Now we simply throw away any rows with a non-negative population difference. Here is one combination of parameters exhibiting Simpson’s reversal.

simpsons_reversal <- part_c %>% 
  filter(diff_pop < -0.05) %>% 
  head(1) %>% 
  gather(term, value)
Parameters leading to Simpson’s reversal
term value
id 109.0000000
r 0.2837123
q0 0.0664811
q1 0.8468126
p00 0.8441892
p10 0.8827558
p01 0.5273831
p11 0.5816885
diff_pop -0.1933634
diff_z0 0.0385666
diff_z1 0.0543054

As a final check, let’s generate a dataset for this set of parameters.
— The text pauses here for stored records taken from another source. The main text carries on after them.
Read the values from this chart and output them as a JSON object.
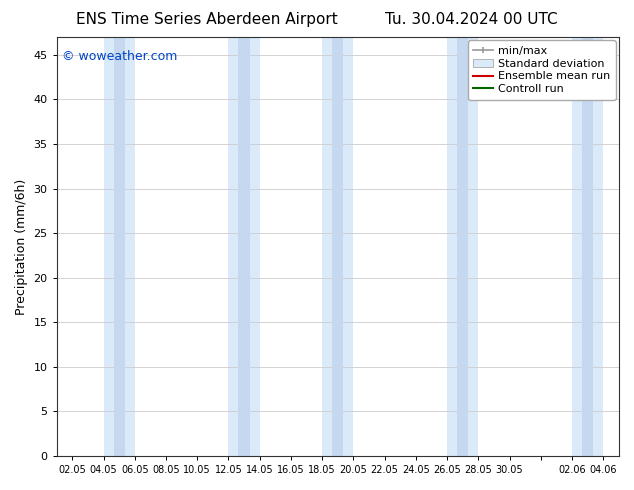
{
  "title_left": "ENS Time Series Aberdeen Airport",
  "title_right": "Tu. 30.04.2024 00 UTC",
  "ylabel": "Precipitation (mm/6h)",
  "watermark": "© woweather.com",
  "ylim": [
    0,
    47
  ],
  "yticks": [
    0,
    5,
    10,
    15,
    20,
    25,
    30,
    35,
    40,
    45
  ],
  "xtick_labels": [
    "02.05",
    "04.05",
    "06.05",
    "08.05",
    "10.05",
    "12.05",
    "14.05",
    "16.05",
    "18.05",
    "20.05",
    "22.05",
    "24.05",
    "26.05",
    "28.05",
    "30.05",
    "",
    "02.06",
    "04.06"
  ],
  "bg_color": "#ffffff",
  "plot_bg_color": "#ffffff",
  "band_color_outer": "#daeaf8",
  "band_color_inner": "#c5d8ef",
  "legend_labels": [
    "min/max",
    "Standard deviation",
    "Ensemble mean run",
    "Controll run"
  ],
  "band_pairs": [
    [
      "04.05",
      "06.05"
    ],
    [
      "12.05",
      "14.05"
    ],
    [
      "18.05",
      "20.05"
    ],
    [
      "26.05",
      "28.05"
    ],
    [
      "02.06",
      "04.06"
    ]
  ],
  "font_size_title": 11,
  "font_size_axis_label": 9,
  "font_size_tick": 8,
  "font_size_legend": 8,
  "font_size_watermark": 9
}
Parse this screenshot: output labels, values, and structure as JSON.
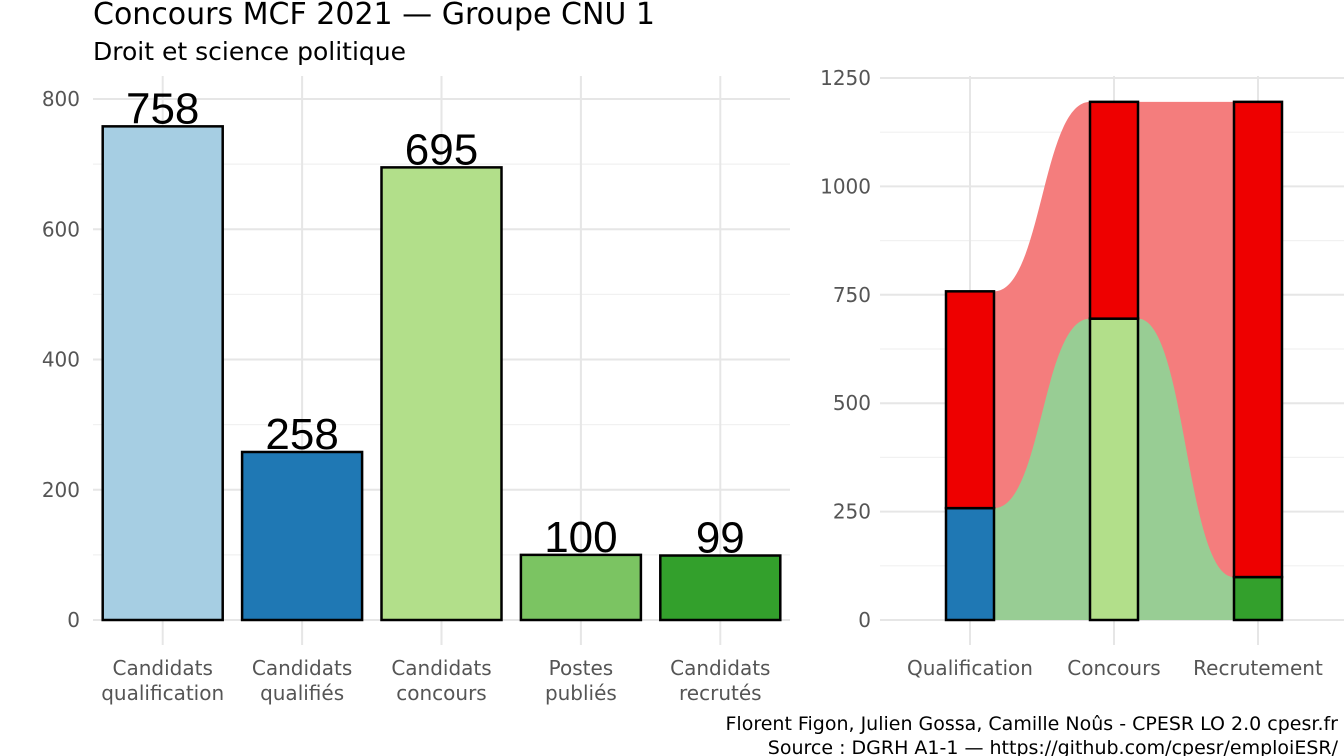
{
  "header": {
    "title": "Concours MCF  2021  —  Groupe CNU 1",
    "subtitle": "Droit et science politique"
  },
  "caption": {
    "line1": "Florent Figon, Julien Gossa, Camille Noûs - CPESR LO 2.0 cpesr.fr",
    "line2": "Source : DGRH A1-1 — https://github.com/cpesr/emploiESR/"
  },
  "chart_data": [
    {
      "type": "bar",
      "categories": [
        [
          "Candidats",
          "qualification"
        ],
        [
          "Candidats",
          "qualifiés"
        ],
        [
          "Candidats",
          "concours"
        ],
        [
          "Postes",
          "publiés"
        ],
        [
          "Candidats",
          "recrutés"
        ]
      ],
      "values": [
        758,
        258,
        695,
        100,
        99
      ],
      "colors": [
        "#a6cee3",
        "#1f78b4",
        "#b2df8a",
        "#7bc462",
        "#33a02c"
      ],
      "value_labels": [
        "758",
        "258",
        "695",
        "100",
        "99"
      ],
      "ylim": [
        0,
        800
      ],
      "yticks": [
        0,
        200,
        400,
        600,
        800
      ],
      "grid": true
    },
    {
      "type": "bar",
      "stacked": true,
      "categories": [
        "Qualification",
        "Concours",
        "Recrutement"
      ],
      "series": [
        {
          "values": [
            258,
            695,
            99
          ],
          "colors": [
            "#1f78b4",
            "#b2df8a",
            "#33a02c"
          ]
        },
        {
          "values": [
            500,
            500,
            1096
          ],
          "color": "#ee0000"
        }
      ],
      "flows": {
        "green_fill": "#98cd94",
        "red_fill": "#f47d7d"
      },
      "ylim": [
        0,
        1250
      ],
      "yticks": [
        0,
        250,
        500,
        750,
        1000,
        1250
      ],
      "grid": true
    }
  ]
}
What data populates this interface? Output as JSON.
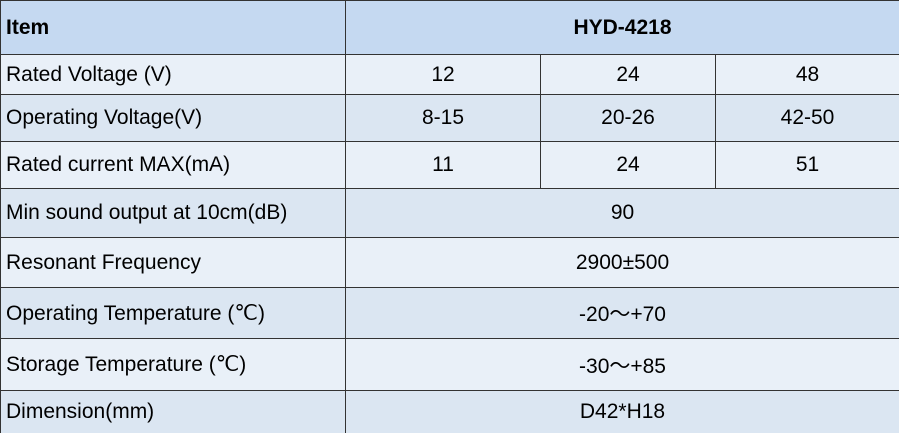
{
  "table": {
    "header": [
      "Item",
      "HYD-4218"
    ],
    "rows": [
      [
        "Rated Voltage (V)",
        "12",
        "24",
        "48"
      ],
      [
        "Operating Voltage(V)",
        "8-15",
        "20-26",
        "42-50"
      ],
      [
        "Rated current MAX(mA)",
        "11",
        "24",
        "51"
      ],
      [
        "Min sound output at 10cm(dB)",
        "90"
      ],
      [
        "Resonant Frequency",
        "2900±500"
      ],
      [
        "Operating Temperature (℃)",
        "-20〜+70"
      ],
      [
        "Storage Temperature (℃)",
        "-30〜+85"
      ],
      [
        "Dimension(mm)",
        "D42*H18"
      ]
    ]
  }
}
df <- simpsons_reversal %>% 
  spread(term, value) %>% 
  crossing(unit = 1:N) %>% 
  mutate(
    z = rbinom(N, 1, r),
    x = rbinom(N, 1, if_else(z == 0, q0, q1)),
    p_y_given_x_z = case_when(
      x == 0 & z == 0 ~ p00,
      x == 0 & z == 1 ~ p01,
      x == 1 & z == 0 ~ p10,
      x == 1 & z == 1 ~ p11
    ),
    y = rbinom(N, 1, p_y_given_x_z)
  ) %>% 
  select(unit, x, y, z)

The empirical joint probability distribution is as follows.

p_x_y_z <- df %>% 
  group_by(x, y, z) %>% 
  count() %>% 
  ungroup() %>% 
  mutate(p = n / sum(n))
x y z n p
0 0 0 1068 0.1068
0 0 1 197 0.0197
0 1 0 5609 0.5609
0 1 1 224 0.0224
1 0 0 52 0.0052
1 0 1 1016 0.1016
1 1 0 400 0.0400
1 1 1 1434 0.1434

The population-level probability difference is given by:

diff_pop <- p_x_y_z %>% 
  group_by(x) %>% 
  summarise(p = sum(n * y) / sum(n)) %>% 
  spread(x, p) %>%
  mutate(diff = `1` - `0`)
0 1 diff
0.8217808 0.6319779 -0.1898028

which is close to the theoretical value.

Similarly, the sub-population differences are

diff_z <- p_x_y_z %>% 
  group_by(x, z) %>% 
  summarise(p = sum(n * y) / sum(n)) %>% 
  spread(x, p) %>% 
  mutate(diff = `1` - `0`)
z 0 1 diff
0 0.8400479 0.8849558 0.0449078
1 0.5320665 0.5853061 0.0532396

which are also close to the theoretical values we calculated. More importantly, they have a different sign to the population difference, confiming that we have case of Simpson’s reversal.